Como transformar o “modo de estudo” das IAs em um aliado na preparação para o Enem e vestibulares
Guia do Estudante - 13/3/2026 - [gif]
Autor: Beatriz Arruda
Não é novidade que a inteligência artificial generativa ganhou espaço entre os vestibulandos e passou a fazer parte da rotina de estudos de quem se prepara para o Enem e outros vestibulares. Uma pesquisa do Centro Regional de Estudos para o Desenvolvimento da Sociedade da Informação (Cetic.br), de 2025, mostra que sete em cada dez estudantes do ensino médio já utilizam ferramentas de IA para pesquisas escolares.
Mas, no vestibular, quem precisa resolver cada uma das questões e escrever a redação é o próprio candidato. Não existe a opção de perguntar à IA. Por isso, o grande desafio é encarar a inteligência artificial como um apoio ao aprendizado e não um um atalho para obter respostas prontas.
De olho nessa necessidade de utilizar a tecnologia de forma mais estratégica, duas plataformas trouxeram atualizações voltadas a incentivar o estudo com IA. No ChatGPT, o recurso aparece como o modo “Estudar e aprender”, enquanto no Google Gemini surge como o modo “Aprendizado Guiado”. A lógica deles é bem parecida: em vez de revelar imediatamente a resposta de uma questão, a ferramenta procura explicar o raciocínio, conduzindo o estudante até a resolução. Funciona, basicamente, como um tutor!

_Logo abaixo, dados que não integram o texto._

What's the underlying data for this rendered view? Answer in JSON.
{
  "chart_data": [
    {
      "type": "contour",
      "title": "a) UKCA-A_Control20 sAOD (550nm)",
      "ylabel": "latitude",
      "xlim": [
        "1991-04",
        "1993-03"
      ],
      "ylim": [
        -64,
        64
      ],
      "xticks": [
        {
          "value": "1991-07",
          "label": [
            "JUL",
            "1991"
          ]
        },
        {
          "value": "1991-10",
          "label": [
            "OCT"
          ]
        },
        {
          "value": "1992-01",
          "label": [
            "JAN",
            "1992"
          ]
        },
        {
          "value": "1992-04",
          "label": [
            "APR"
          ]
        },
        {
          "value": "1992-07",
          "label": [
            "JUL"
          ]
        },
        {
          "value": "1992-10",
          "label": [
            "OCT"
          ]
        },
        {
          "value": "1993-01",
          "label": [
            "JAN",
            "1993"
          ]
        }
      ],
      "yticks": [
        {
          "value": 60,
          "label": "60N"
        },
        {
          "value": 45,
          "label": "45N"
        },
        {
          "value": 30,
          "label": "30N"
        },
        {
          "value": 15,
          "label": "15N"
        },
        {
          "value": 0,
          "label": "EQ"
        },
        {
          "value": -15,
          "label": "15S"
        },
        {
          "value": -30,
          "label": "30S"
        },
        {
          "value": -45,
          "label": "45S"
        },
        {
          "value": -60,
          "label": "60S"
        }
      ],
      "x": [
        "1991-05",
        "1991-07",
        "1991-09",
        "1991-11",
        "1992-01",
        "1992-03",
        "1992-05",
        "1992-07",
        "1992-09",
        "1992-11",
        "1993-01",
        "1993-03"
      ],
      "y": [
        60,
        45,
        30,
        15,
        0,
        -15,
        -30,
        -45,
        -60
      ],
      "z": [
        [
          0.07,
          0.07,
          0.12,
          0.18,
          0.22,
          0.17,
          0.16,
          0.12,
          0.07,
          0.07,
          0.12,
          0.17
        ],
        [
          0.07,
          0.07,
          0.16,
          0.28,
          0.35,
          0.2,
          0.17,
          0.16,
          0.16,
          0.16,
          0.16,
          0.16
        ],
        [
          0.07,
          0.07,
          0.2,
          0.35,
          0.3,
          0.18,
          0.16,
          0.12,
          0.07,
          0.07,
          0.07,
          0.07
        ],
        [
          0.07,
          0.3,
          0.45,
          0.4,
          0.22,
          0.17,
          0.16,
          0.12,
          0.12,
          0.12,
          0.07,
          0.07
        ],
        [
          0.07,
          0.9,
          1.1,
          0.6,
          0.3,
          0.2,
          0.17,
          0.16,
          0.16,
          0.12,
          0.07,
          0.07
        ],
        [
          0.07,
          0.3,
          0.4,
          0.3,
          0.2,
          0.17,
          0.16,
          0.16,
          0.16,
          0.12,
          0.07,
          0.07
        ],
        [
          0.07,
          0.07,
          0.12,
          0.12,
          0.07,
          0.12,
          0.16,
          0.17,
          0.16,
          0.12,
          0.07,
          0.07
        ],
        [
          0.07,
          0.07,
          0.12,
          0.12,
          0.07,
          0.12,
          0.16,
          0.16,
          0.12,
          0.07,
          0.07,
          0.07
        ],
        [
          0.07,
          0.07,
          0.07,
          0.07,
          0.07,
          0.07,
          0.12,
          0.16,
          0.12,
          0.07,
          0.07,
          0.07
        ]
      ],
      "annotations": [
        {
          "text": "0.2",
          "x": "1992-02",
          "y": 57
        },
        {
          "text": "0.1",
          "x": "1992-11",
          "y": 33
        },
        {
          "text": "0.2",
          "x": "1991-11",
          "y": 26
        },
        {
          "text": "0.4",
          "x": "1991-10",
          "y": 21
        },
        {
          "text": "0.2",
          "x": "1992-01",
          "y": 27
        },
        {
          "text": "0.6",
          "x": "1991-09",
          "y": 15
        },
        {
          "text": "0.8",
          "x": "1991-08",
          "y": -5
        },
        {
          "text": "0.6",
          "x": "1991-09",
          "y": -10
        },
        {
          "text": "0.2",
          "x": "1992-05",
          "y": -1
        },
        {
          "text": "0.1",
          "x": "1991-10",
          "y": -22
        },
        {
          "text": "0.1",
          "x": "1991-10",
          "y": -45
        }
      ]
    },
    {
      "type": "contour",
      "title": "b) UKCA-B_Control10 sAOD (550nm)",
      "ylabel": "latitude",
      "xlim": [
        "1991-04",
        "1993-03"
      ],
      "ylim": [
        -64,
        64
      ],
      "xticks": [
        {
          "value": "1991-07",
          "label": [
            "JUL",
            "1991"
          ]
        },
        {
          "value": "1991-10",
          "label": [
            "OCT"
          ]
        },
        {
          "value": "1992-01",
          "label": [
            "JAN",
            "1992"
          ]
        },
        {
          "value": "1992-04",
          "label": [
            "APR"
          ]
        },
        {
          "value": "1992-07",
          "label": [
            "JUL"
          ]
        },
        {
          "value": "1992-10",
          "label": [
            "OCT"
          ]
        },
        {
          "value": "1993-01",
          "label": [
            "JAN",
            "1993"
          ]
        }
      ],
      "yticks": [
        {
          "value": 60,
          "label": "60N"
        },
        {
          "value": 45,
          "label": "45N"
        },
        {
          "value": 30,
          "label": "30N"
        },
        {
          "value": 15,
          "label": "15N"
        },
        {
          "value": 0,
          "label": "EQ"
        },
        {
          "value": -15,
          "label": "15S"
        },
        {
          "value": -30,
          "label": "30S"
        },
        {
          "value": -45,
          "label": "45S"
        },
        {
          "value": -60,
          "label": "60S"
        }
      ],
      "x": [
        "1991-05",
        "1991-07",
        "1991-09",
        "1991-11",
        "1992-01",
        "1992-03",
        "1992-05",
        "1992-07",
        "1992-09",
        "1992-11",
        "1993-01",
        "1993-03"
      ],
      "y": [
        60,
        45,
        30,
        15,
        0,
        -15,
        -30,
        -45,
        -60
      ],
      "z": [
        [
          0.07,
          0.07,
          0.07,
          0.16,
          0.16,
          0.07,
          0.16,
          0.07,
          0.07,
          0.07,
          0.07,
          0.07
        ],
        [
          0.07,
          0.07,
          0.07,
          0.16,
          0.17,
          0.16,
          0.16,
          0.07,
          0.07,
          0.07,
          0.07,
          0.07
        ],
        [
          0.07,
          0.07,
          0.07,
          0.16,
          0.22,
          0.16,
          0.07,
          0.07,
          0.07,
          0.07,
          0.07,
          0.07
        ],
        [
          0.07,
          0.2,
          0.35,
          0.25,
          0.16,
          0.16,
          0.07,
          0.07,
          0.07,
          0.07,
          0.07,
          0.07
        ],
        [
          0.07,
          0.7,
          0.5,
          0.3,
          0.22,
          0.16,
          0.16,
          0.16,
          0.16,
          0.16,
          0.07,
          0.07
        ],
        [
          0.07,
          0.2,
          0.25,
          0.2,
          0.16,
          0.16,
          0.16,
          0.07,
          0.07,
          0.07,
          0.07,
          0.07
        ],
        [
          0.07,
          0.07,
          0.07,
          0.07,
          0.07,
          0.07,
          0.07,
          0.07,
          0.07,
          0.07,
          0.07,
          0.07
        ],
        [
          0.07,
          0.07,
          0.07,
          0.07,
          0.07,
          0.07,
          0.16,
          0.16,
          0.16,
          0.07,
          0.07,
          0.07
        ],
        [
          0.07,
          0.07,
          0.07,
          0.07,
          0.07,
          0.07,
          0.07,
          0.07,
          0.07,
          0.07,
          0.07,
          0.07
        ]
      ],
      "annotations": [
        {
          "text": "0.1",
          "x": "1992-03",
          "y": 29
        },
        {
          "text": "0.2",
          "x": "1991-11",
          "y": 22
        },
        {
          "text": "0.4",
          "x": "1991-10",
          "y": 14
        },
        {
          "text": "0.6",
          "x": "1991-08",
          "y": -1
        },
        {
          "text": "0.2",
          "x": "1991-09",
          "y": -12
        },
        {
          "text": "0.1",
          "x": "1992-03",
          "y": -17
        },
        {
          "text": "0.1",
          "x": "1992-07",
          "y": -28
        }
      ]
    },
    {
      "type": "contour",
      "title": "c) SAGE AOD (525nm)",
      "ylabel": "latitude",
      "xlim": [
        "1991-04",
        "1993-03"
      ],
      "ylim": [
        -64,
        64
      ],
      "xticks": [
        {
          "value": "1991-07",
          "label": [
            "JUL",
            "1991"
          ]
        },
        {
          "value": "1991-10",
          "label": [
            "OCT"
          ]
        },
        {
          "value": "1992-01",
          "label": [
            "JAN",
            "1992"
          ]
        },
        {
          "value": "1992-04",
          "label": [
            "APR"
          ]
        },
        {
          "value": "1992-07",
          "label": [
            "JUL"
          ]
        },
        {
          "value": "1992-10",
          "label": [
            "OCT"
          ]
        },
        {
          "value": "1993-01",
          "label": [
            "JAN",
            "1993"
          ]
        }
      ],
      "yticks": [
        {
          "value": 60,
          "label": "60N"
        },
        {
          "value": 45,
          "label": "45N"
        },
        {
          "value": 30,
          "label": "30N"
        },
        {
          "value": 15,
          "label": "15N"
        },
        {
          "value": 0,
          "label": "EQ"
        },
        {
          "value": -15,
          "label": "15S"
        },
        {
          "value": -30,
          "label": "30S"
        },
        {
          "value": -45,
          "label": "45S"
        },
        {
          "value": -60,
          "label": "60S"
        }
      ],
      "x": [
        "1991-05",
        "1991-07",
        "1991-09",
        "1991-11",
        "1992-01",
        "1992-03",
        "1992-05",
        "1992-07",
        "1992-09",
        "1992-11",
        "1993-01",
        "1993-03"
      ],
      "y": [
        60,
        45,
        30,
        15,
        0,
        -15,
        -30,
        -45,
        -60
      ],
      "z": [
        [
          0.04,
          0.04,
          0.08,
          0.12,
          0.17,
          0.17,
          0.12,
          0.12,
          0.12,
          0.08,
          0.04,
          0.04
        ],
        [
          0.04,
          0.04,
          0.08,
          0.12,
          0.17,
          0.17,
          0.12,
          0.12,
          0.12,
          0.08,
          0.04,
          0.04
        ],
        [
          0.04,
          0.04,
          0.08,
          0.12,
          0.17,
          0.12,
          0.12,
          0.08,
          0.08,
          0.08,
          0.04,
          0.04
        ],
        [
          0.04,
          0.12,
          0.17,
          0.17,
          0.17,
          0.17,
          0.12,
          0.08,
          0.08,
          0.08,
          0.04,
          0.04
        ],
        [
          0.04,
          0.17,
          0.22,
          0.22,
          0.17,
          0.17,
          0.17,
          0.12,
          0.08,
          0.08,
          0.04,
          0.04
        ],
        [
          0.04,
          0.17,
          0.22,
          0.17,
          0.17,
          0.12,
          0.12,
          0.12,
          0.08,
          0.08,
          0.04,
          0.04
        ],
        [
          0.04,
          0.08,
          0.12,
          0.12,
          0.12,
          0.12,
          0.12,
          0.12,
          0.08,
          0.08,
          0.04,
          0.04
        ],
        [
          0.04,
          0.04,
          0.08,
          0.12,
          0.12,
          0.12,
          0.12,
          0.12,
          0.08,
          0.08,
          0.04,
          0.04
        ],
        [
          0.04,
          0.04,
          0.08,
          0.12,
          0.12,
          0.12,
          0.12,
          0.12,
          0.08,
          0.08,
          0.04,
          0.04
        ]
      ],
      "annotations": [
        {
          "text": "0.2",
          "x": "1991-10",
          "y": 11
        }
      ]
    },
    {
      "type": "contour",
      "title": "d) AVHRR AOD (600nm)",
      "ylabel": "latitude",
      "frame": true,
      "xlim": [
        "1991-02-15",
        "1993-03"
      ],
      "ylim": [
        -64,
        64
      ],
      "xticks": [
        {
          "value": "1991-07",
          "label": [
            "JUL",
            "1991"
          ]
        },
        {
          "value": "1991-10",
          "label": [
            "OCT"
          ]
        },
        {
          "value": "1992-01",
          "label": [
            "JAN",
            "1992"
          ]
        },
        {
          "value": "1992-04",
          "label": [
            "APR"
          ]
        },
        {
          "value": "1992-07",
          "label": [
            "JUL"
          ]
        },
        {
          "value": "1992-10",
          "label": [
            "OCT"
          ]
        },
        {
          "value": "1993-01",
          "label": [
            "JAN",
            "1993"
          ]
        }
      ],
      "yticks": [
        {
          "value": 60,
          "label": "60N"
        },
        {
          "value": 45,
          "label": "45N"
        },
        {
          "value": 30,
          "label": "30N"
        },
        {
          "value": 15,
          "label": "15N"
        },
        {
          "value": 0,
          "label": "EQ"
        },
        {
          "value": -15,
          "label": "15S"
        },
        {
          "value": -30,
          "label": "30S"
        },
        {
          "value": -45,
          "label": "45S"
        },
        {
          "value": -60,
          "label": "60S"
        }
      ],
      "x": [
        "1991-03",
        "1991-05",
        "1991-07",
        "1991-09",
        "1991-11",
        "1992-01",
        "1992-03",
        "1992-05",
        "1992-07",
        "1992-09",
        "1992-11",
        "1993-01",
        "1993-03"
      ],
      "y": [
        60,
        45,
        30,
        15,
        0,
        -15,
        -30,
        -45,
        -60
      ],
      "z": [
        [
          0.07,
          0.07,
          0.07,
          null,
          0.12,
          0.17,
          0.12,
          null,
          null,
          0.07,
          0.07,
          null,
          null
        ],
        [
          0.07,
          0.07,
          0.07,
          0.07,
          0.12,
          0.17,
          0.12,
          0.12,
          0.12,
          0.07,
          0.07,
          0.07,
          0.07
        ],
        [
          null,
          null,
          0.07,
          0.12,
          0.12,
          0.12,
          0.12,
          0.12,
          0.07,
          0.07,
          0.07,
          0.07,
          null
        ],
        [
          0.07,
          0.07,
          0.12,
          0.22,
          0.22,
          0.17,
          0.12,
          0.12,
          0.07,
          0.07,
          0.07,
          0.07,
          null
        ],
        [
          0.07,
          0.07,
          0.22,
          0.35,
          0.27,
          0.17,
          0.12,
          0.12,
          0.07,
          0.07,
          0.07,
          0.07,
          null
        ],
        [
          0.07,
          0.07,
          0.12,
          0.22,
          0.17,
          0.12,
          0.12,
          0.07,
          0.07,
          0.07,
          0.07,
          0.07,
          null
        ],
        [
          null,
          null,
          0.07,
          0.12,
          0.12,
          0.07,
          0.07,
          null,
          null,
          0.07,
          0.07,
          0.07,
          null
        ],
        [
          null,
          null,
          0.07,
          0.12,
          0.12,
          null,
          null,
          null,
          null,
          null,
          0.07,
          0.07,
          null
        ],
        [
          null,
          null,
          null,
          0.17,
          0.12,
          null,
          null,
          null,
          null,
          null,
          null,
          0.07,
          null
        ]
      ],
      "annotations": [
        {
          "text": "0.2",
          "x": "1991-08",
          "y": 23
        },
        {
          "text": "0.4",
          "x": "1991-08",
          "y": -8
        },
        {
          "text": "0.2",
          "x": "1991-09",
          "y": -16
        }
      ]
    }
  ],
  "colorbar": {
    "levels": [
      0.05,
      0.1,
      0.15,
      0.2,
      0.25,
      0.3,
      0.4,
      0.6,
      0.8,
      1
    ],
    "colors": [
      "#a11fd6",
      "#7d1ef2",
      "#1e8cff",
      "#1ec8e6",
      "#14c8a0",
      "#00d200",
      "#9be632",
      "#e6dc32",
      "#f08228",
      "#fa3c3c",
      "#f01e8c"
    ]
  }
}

Modo “Estudar e aprender” do ChatGPT
Segundo a OpenAI, empresa responsável pelo ChatGPT, o modo de estudos da plataforma foi desenvolvido com a colaboração de professores, cientistas e especialistas em pedagogia. Por isso, o modo “Estudar e Aprender” foca em explicações guiadas, incentiva o raciocínio e estimula a aprendizagem ativa.
Pensando em vocês, vestibulandos, decidimos testar o recurso por aqui! Após ativar o modo de estudos, enviamos ao chat o seguinte pedido (ou prompt, para os mais familiarizados com o vocabulário tecnológico): “Sou estudante do Ensino Médio e minha rotina de estudos é focada no Enem. Me explique o que é osmose e mostre como ela acontece nas células”.
O resultado? A ferramenta estruturou a resposta em blocos menores para facilitar o entendimento, trouxe um exemplo e ofereceu um mini resumo voltado à memorização. Mas a parte mais interessante apareceu no final: a IA propôs uma situação envolvendo osmose, pedindo a resposta correta e a justificativa. Ou seja, em vez de encerrar a conversa, transformou a explicação em uma pergunta e colocou o estudante no centro do processo de aprendizagem.
Modo “Aprendizado Guiado” do Gemini
Assim como a OpenAI, o Google também criou o modo de estudo do Gemini em parceria com educadores, especialistas em pedagogia e os próprios estudantes. A proposta do modo “Aprendizado Guiado” é incentivar a participação do aluno por meio de perguntas que ajudam a aprofundar a compreensão dos conteúdos. Além disso, as respostas também podem incluir imagens, diagramas e vídeos.
E, claro, também testamos essa funcionalidade! Desta vez, pedimos a resposta de uma questão de matemática do Enem. Como prometido, o resultado não foi dado de imediato. O Gemini conduziu toda a resolução passo a passo, trazendo explicações de como resolver cada etapa e perguntando pelos resultados dos cálculos. Caso estivesse certo, avançávamos para a próxima etapa. E ele também apontava quando havia erro. No final, chegamos ao resultado correto e o Gemini ainda apresentou uma recapitulação de todas as etapas que foram feitas.
Usando a IA com senso crítico
Os “modos de estudo” das plataformas de inteligência artificial abrem uma série de possibilidades para quem está se preparando para o vestibular. Dá para usar esses recursos para entender conceitos difíceis, compreender o passo a passo da resolução de questões de exatas e gerar perguntas de revisão.
No entanto, antes de transformar a IA em companheira de estudo, vale lembrar que ela erra! Esse fenômeno é conhecido como “alucinação”, termo usado quando a IA apresenta respostas incorretas ou até mesmo inventa informações de forma convincente. Por isso, ao usar ferramentas como o ChatGPT ou o Gemini para estudar, é fundamental checar as informações em materiais confiáveis, como livros didáticos e apostilas, e sempre discutir as dúvidas com professores.